What a Deployment Pipeline Looks Like
A deployment pipeline is the assembly line that turns a commit into a running release.
Every reliable deployment follows the same shape: build once, test thoroughly, then promote the exact same artifact through environments until it reaches production. This lesson walks the stages and explains why building once and promoting matters.
The core stages
- Build: compile or package the application into an immutable artifact.
- Test: unit, integration, and sometimes end-to-end checks against that artifact.
- Package: produce a versioned, reusable output (container image, zip, bundle).
- Promote: move the same artifact through staging to production.
Build once, promote everywhere
A common mistake is rebuilding the app for each environment. Instead, build a single immutable artifact and promote that exact artifact forward. This guarantees what you tested in staging is byte-for-byte what runs in production. Configuration, not the binary, changes per environment.
Artifacts flow forward
Pass the built artifact between jobs with actions/upload-artifact and download-artifact, or push a versioned image to a registry.
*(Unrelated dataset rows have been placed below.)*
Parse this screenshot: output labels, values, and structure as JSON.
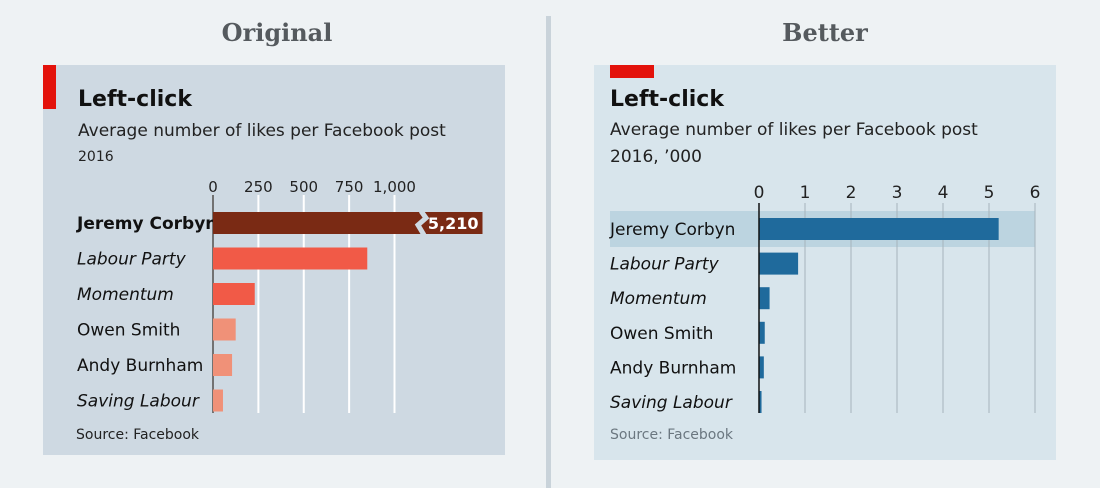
{
  "headings": {
    "left": "Original",
    "right": "Better"
  },
  "colors": {
    "background": "#eef2f4",
    "original_panel": "#ced9e2",
    "better_panel": "#d8e5ec",
    "brand_red": "#e3120b",
    "original_highlight_bar": "#7a2a14",
    "original_bar": "#f15a47",
    "original_light_bar": "#f09178",
    "better_bar": "#1f6a9c",
    "better_highlight_band": "#bcd4e0"
  },
  "chart_data": [
    {
      "type": "bar",
      "orientation": "horizontal",
      "title": "Left-click",
      "subtitle": "Average number of likes per Facebook post",
      "unit_label": "2016",
      "categories": [
        "Jeremy Corbyn",
        "Labour Party",
        "Momentum",
        "Owen Smith",
        "Andy Burnham",
        "Saving Labour"
      ],
      "italic_categories": [
        "Labour Party",
        "Momentum",
        "Saving Labour"
      ],
      "highlight": "Jeremy Corbyn",
      "values": [
        5210,
        850,
        230,
        125,
        105,
        55
      ],
      "tick_values": [
        0,
        250,
        500,
        750,
        1000
      ],
      "tick_labels": [
        "0",
        "250",
        "500",
        "750",
        "1,000"
      ],
      "xlim": [
        0,
        1000
      ],
      "axis_break": true,
      "data_labels": [
        {
          "category": "Jeremy Corbyn",
          "text": "5,210"
        }
      ],
      "grid": true,
      "source": "Source: Facebook"
    },
    {
      "type": "bar",
      "orientation": "horizontal",
      "title": "Left-click",
      "subtitle": "Average number of likes per Facebook post",
      "unit_label": "2016, ’000",
      "categories": [
        "Jeremy Corbyn",
        "Labour Party",
        "Momentum",
        "Owen Smith",
        "Andy Burnham",
        "Saving Labour"
      ],
      "italic_categories": [
        "Labour Party",
        "Momentum",
        "Saving Labour"
      ],
      "highlight": "Jeremy Corbyn",
      "values": [
        5.21,
        0.85,
        0.23,
        0.125,
        0.105,
        0.055
      ],
      "tick_values": [
        0,
        1,
        2,
        3,
        4,
        5,
        6
      ],
      "tick_labels": [
        "0",
        "1",
        "2",
        "3",
        "4",
        "5",
        "6"
      ],
      "xlim": [
        0,
        6
      ],
      "grid": true,
      "source": "Source: Facebook"
    }
  ]
}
Downstream jobs consume it rather than rebuilding:
jobs:
build:
runs-on: ubuntu-latest
steps:
- uses: actions/checkout@v4
- run: npm ci && npm run build
- uses: actions/upload-artifact@v4
with:
name: app-bundle
path: dist/
deploy:
needs: build
runs-on: ubuntu-latest
steps:
- uses: actions/download-artifact@v4
with: { name: app-bundle }Quality gates between stages
Each promotion is a gate: tests must pass, security scans must be clean, and (for delivery) a human may approve. A failed gate stops the artifact from moving forward, so problems are caught before production.
Key takeaways
- A pipeline moves a commit through build, test, package, and promote stages.
- Build one immutable artifact and promote it; only configuration changes per environment.
- Gates between stages stop bad changes from reaching production.